What we lack more than the means to take care of those interned is the emphasis that that these are lives worth treating with dignity and humaneness. In continuing to see these people through the lens of war, we not only deracinate their hope, we undermine all our futures. Hotel, voluntary organisations, blue-chip companies and NGOs are all struggling to help those interned but must realise that they are not supporting a peace process. Keeping those interned alive to survive another day in these camps misses the point of peacebuilding, though it serves to satiate our conscience. It is our deep, private fear of what may become of these people when they respond to and remember (and they will) the violence meted out to them today that compels charity and action.
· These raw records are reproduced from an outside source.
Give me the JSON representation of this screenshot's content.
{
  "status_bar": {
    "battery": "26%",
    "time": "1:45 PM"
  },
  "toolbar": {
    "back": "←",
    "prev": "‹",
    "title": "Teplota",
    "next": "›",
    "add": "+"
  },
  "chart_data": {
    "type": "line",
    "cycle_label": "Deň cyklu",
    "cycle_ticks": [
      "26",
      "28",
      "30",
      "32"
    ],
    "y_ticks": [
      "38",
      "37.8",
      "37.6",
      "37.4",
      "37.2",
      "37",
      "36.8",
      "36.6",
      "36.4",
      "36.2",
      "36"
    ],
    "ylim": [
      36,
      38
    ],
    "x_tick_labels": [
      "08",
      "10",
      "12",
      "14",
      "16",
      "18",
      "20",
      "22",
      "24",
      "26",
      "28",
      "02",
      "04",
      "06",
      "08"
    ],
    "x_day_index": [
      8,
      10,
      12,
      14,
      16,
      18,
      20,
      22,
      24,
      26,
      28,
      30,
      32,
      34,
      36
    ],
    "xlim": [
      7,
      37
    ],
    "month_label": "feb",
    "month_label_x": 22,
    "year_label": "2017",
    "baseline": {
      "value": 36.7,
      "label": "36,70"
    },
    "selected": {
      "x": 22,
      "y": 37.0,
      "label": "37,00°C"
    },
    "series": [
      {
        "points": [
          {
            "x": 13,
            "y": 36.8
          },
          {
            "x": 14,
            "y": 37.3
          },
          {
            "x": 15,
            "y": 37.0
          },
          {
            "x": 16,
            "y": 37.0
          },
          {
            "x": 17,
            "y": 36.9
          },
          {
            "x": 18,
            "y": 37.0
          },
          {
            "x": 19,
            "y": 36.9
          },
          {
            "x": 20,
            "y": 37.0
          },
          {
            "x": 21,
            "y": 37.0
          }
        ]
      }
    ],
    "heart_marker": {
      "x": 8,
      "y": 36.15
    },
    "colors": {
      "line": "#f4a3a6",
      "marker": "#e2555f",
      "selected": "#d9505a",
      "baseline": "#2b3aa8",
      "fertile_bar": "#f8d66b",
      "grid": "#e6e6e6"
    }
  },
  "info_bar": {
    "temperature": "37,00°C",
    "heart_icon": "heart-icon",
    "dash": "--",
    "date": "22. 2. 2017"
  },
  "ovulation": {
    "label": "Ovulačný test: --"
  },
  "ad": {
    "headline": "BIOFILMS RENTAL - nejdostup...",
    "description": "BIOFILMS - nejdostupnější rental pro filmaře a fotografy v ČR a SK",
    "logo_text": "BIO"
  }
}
This is not really helping peacebuilding, for it is a cowardly escapism adorned as humanitarian aid.
The knee-jerk reaction of government would be to brand such concerns as the unpatriotic whimpers of the new and only minority in Sri Lanka. But who are they to define peace for us, and at such great cost to our peoples? This is not some Western agenda to propose, a Christian conspiracy to shun or an NGO canard to violently counter. This is essential to our future, our identity and peace. It is the firmament of our identity, the key to all our dignity and national pride. The internment of these peoples is simply wrong. It defies all logic of peacebuilding. It is the result of an insecure, insincere government that treats its peoples as terrorists or patriots and within that limited frame sees them, for all its rhetoric, as Sinhala Buddhist or suspect minorities and outsiders. This egregious internment, coupled with the worsening censorship of dissent, the unbridled violence of brutish government ministers openly claiming the murder and violence against journalists, a prudish, enforced, inauthentic morality and an overwhelming hypocrisy reminds us of the worst duplicity of the erstwhile LTTE in saying one thing, and doing quite another.
To then believe Kohona’s and this government’s convoluted logic then would be as tragic as the belief that they are even remotely interested in, much less capable of, peacebuilding. This would not, sadly, be the first time a government hugely competent in war and ultimately victorious would fail terribly at rebuilding polity and society after protracted violence.
It is tragically a lesson we may have to learn the hard way.